純然たる誠実に告ぐ | ナノ

ロビーの柔らかいソファに腰掛けて、二階堂は反対側に座れと承太郎にあごで指図した。承太郎が渋々腰掛けると、二階堂は今一度ユノーに目配せする。近くに誰がいるのかを探るために、ユノーは無色透明に輪郭を薄めると、やがて影の中に溶けていった。二階堂は無表情のまま承太郎に目を合わせる。承太郎はこの赤い瞳を苦手だと思ったことはないが、しかし得意だとも思わない。何を考えているのかわからない能面の様な表情の裏で画策していることなど、承太郎には分かる筈もなかった。しかしそれでも、承太郎が知る限りでの"二階堂要"という人間には、まるで相反するかの様な矛盾した意志が存在する。承太郎はその真相を知りたいと思っていたが、自分がそれに別段執着を抱く必要がないことも理解している。目を臥したまま、静かに口を開くのを眺めていた。その声に苛立は含まれてはいなかった。

「で?それは、いつ聞いた」
「シンガポールに向かう途中の、船の上で、だ」
「その時、花京院はその場にいたのか」

二階堂の問いかけに、承太郎は静かに頷く。二階堂の表情が僅かに歪んだのを見て、承太郎はぴくりと眉を動かした。承太郎が口を開きかけると、二階堂はすかさずそれを遮る。あくまで彼女は自分主導に話を進めたいらしい。

「君は、今私の右手が上手く動かないということを、誰かに話しちゃあいないな?」
「ああ、そうだぜ」
「じゃあ…それは、誰にも言わないでくれ」
「ジジイにも、なのか」
「うん、それがいい」
「どうして隠すんだ」
「君は十分知ってるだろう?あいつらは私のこととなると、いささか過保護だ」

私はそんなにやわじゃあないさ。二階堂はすこし冗談めかして言ったつもりだったが、承太郎の目の色が全く変化の兆しを見せないのには若干ため息をつきたくなって、膝の上で指を編む。
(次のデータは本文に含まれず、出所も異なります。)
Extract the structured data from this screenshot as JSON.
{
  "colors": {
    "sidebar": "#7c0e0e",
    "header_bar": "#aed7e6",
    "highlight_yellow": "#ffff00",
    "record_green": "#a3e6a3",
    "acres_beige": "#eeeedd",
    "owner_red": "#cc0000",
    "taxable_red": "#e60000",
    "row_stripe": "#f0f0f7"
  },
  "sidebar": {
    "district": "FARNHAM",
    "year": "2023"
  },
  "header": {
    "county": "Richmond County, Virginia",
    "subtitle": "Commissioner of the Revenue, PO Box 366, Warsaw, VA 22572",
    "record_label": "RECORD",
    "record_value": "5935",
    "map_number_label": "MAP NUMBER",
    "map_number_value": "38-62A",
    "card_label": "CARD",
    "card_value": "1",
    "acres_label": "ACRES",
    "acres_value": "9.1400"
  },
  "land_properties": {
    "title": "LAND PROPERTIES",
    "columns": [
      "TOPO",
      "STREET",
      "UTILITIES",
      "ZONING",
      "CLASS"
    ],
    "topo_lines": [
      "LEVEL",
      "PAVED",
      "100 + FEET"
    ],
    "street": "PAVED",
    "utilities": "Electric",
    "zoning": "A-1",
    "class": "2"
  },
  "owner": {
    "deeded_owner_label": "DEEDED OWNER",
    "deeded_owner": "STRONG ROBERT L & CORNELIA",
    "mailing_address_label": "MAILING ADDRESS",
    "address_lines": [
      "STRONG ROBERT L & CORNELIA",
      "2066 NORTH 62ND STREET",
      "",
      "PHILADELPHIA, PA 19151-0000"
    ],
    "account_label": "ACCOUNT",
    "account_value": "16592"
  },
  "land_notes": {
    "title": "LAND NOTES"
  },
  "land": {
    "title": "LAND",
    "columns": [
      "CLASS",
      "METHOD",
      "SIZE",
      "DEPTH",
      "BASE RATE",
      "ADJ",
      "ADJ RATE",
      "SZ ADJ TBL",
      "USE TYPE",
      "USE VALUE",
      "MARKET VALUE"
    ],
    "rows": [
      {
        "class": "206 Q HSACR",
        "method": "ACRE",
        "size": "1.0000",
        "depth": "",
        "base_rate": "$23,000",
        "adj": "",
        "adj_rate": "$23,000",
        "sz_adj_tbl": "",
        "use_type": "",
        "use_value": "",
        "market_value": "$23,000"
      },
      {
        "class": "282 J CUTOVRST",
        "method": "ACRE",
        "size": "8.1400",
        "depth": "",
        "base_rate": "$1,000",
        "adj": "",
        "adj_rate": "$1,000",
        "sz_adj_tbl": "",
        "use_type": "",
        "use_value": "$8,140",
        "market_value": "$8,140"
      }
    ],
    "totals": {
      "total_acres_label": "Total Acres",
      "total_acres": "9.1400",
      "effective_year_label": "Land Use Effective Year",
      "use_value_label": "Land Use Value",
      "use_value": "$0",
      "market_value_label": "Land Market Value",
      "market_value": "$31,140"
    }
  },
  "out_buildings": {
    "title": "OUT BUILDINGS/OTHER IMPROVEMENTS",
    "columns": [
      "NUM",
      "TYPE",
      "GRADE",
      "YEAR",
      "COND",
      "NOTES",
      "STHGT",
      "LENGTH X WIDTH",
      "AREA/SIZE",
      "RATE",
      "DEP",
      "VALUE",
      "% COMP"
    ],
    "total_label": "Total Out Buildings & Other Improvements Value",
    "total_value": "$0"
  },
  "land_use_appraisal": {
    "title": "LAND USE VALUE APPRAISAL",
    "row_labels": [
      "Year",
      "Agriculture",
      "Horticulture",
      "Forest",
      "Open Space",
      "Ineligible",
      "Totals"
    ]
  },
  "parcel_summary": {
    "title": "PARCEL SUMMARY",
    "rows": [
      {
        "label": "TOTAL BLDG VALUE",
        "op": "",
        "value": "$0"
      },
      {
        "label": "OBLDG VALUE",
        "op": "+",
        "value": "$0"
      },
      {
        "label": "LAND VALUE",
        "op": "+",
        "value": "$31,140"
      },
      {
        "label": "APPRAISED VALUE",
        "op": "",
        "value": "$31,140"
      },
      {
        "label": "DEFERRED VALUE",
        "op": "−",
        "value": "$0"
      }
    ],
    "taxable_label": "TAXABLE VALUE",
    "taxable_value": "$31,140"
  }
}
「ラッポラから何を聞いたのかは知らないけれど、とにかくあいつはろくな男じゃあないんだ。君が信頼するに値しない」
「テメエは信頼してないのか」
「彼の仕事っぷりには敬意を表する。ただね、空条承太郎。君はあいつから私について色々聞いたかもしれないけれど、その情報源にある、あいつに関してはほとんど何も知らないだろう」
「鵜呑みにするな、と言いたいのか」
「わかってるじゃあないか」

二階堂は背もたれに体を預けてシニカルに口角を上げた。

「ジョジョも花京院も知らないことを、確かにラッポラは知っている。けれどそれは、君が思っているよりもろくでもないことさ」
「……だろうな」

承太郎はため息に似たような息を吐いてから、呆れの混じったような声で返答した。二階堂は唇の端を持ち上げて、ニヒルに笑うような表情を作る。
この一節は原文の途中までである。